Can you imagine the outrage if Transport for London (TfL) carried out £75million of Tube extension work, with all the infrastructure in place, before deciding to sack it off halfway through?
Well, this is exactly what happened in the mid-20th century (under London Transport, TfL’s predecessor).
In the late 1930s, London Transport began work to electrify branch lines from Finsbury Park to Highgate and Alexandra Palace. It would have become part of the Underground’s Northern line.
But by 1954, the project was abandoned. About £3million had been spent. According to the Bank of England’s inflation calculator, that’s the equivalent of £75m in today’s terms.
Author and transport historian Jim Blake called it a “scandal” in his 1993 book, Northern Wastes, about the unfinished project.
It’s a subject that still causes a stir. Last Wednesday, Jim gave a talk to Islington Archaeology and History Society in the town hall.
And in July, he will lead an all-day history tour spanning the forgotten line from Finsbury Park to Alexandra Palace.
“I think it still resonates today,” explains Jim, “because it was a loss of a vital connection – a connection that was never used for its intended purpose.”
Planners launched the scheme 82 years ago, in 1935.
Jim continues: “The New Works Programme was announced by London Transport to alleviate high unemployment and improve public transport.
“Work to electrify the lines was very much advanced, but was postponed during the Second World War.
“Official history tries to tell you all work stopped during the war, but they actually got as far as rebuilding the new station at Highgate in 1941.”
London Transport intended to complete the work between 1948 and 1950. But the aftermath of the war prevented this.
“There was a real shortage of money,” says Jim, “and rebuilding homes destroyed by bombing was the obvious priority.
“Over and over again, London Transport kept on putting the work back, and finally it was abandoned in 1954. It meant £3m was wasted including new bridges, viaducts, signalboxes and electricity substations.”
Funds had been directed towards completing the eastern extension of the Central line, instead.

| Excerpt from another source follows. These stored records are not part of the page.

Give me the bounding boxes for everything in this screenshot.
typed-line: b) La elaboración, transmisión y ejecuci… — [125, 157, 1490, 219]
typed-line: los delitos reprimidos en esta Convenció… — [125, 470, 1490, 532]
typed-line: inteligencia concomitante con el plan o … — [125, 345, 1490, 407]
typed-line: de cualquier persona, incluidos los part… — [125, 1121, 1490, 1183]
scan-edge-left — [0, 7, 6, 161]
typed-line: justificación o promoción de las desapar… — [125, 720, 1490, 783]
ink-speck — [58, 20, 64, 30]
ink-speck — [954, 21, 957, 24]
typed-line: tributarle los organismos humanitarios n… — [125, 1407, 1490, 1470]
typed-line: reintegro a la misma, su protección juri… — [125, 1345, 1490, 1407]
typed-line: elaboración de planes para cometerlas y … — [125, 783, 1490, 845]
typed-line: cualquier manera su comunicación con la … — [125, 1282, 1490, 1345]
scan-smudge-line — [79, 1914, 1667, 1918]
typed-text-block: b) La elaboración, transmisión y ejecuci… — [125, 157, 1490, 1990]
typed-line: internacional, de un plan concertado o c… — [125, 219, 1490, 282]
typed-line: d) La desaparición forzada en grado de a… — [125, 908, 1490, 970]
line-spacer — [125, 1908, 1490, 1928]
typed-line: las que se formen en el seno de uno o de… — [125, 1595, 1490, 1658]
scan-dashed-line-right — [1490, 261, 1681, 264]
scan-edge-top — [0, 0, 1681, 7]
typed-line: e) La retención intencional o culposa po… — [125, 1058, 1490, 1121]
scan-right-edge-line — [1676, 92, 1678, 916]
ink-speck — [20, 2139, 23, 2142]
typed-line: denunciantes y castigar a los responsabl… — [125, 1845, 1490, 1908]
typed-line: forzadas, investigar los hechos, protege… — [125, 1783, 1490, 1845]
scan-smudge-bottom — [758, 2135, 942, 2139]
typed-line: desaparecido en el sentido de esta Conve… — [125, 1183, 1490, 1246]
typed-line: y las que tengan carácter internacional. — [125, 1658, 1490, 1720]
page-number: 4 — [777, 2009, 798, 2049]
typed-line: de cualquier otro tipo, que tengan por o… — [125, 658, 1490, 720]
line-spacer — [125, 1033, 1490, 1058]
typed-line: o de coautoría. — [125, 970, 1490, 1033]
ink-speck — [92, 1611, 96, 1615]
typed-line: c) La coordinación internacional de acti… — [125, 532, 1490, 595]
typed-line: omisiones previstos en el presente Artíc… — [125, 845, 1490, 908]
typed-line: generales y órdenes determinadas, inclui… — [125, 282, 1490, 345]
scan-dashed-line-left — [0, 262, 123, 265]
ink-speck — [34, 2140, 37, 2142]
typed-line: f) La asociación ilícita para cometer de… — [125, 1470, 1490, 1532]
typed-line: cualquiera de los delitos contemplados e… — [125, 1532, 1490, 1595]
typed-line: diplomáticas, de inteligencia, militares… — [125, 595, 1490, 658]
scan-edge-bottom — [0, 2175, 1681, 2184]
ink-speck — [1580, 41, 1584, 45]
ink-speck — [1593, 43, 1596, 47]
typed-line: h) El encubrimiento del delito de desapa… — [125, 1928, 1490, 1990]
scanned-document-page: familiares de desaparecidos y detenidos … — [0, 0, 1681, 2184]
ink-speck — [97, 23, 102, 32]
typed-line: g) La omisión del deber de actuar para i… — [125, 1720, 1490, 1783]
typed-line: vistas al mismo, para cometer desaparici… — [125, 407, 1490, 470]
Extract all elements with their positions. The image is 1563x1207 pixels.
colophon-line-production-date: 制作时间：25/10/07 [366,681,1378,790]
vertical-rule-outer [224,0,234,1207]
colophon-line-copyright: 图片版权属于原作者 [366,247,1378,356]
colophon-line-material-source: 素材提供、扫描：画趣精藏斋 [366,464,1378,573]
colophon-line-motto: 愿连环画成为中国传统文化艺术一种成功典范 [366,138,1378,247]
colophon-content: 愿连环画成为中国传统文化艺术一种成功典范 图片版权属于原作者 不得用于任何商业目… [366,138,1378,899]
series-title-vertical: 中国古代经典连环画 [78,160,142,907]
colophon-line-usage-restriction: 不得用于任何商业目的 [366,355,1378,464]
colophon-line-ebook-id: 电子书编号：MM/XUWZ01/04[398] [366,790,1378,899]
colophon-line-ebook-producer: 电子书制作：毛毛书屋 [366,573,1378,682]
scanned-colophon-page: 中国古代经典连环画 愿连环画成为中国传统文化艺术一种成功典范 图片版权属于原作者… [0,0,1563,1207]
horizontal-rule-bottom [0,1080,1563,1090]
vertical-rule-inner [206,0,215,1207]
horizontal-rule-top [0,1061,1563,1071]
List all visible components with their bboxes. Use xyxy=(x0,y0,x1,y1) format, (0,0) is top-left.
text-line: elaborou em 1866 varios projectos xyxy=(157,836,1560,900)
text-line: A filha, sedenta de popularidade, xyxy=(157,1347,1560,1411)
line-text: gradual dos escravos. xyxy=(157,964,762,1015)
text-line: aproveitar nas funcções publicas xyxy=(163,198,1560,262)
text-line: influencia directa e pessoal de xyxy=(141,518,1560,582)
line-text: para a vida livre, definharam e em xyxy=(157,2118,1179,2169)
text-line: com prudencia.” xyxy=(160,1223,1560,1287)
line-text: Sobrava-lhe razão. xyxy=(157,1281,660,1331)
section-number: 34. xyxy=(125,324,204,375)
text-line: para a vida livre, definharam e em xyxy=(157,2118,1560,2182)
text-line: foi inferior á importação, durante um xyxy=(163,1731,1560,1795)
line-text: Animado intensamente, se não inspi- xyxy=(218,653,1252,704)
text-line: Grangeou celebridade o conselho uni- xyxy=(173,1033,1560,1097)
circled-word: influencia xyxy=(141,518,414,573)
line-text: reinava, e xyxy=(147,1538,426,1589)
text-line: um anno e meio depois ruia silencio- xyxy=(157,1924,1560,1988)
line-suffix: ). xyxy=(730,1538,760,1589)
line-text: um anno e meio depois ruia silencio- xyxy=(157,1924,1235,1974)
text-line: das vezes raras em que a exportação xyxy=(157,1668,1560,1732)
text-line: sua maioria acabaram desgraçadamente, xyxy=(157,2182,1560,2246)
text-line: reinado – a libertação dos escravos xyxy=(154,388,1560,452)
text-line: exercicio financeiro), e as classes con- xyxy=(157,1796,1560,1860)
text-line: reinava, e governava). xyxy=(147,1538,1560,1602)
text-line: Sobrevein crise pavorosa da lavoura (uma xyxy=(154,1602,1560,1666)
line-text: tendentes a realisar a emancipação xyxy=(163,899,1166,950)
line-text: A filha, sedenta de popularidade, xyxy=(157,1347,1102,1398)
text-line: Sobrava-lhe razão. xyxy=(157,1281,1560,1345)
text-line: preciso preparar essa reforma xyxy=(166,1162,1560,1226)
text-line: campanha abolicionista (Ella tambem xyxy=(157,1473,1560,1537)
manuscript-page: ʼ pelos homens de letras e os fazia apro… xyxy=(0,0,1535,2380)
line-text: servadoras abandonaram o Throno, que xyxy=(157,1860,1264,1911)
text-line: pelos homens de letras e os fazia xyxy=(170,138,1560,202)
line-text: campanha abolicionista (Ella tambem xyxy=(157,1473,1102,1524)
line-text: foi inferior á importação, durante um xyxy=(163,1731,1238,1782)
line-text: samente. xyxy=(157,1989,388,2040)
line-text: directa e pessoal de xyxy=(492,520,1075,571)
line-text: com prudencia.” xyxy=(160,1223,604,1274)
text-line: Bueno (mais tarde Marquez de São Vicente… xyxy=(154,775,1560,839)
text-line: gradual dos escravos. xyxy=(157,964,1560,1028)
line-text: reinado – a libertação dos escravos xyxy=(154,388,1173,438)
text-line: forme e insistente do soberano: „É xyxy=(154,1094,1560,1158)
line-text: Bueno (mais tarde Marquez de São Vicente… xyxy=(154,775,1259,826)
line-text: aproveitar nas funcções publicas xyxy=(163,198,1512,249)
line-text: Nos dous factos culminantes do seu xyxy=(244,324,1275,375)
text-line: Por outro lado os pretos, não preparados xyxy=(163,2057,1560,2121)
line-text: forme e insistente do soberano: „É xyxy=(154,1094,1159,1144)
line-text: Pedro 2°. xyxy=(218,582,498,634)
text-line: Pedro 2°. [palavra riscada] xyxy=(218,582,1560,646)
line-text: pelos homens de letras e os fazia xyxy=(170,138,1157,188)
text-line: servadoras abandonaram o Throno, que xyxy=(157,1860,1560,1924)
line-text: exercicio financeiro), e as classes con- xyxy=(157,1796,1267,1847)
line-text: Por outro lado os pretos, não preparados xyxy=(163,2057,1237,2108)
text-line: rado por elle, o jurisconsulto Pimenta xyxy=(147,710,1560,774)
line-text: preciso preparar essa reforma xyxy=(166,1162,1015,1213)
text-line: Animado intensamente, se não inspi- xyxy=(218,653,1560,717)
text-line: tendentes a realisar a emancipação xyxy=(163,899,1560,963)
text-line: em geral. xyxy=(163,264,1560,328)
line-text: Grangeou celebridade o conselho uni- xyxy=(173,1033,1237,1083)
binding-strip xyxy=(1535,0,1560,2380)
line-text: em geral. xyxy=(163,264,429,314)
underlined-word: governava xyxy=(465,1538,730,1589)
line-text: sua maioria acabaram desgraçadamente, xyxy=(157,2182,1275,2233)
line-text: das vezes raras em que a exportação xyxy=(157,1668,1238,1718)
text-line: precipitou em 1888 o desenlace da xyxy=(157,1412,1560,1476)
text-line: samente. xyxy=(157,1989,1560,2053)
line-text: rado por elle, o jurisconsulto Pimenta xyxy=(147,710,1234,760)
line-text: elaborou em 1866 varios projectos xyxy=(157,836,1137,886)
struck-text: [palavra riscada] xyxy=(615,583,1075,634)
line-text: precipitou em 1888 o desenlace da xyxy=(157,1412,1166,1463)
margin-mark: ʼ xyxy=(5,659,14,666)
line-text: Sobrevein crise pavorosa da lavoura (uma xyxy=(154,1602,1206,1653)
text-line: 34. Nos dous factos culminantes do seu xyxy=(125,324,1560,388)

And Jim says the implications remain in Islington to this day.
“If it had been completed, it would have alleviated the dreadful traffic in Stroud Green Road, for a start.
“And for people who live in north London and work in the City, it would relieve congestion on the Northern line with a quicker route.”
Jim, who lives in Enfield, has published numerous transport books, many of which are available at London Transport Museum in Covent Garden. Not Northern Wastes, though.
“They don’t like this subject being brought up,” he admitted. “They stopped selling this particular book in the museum!”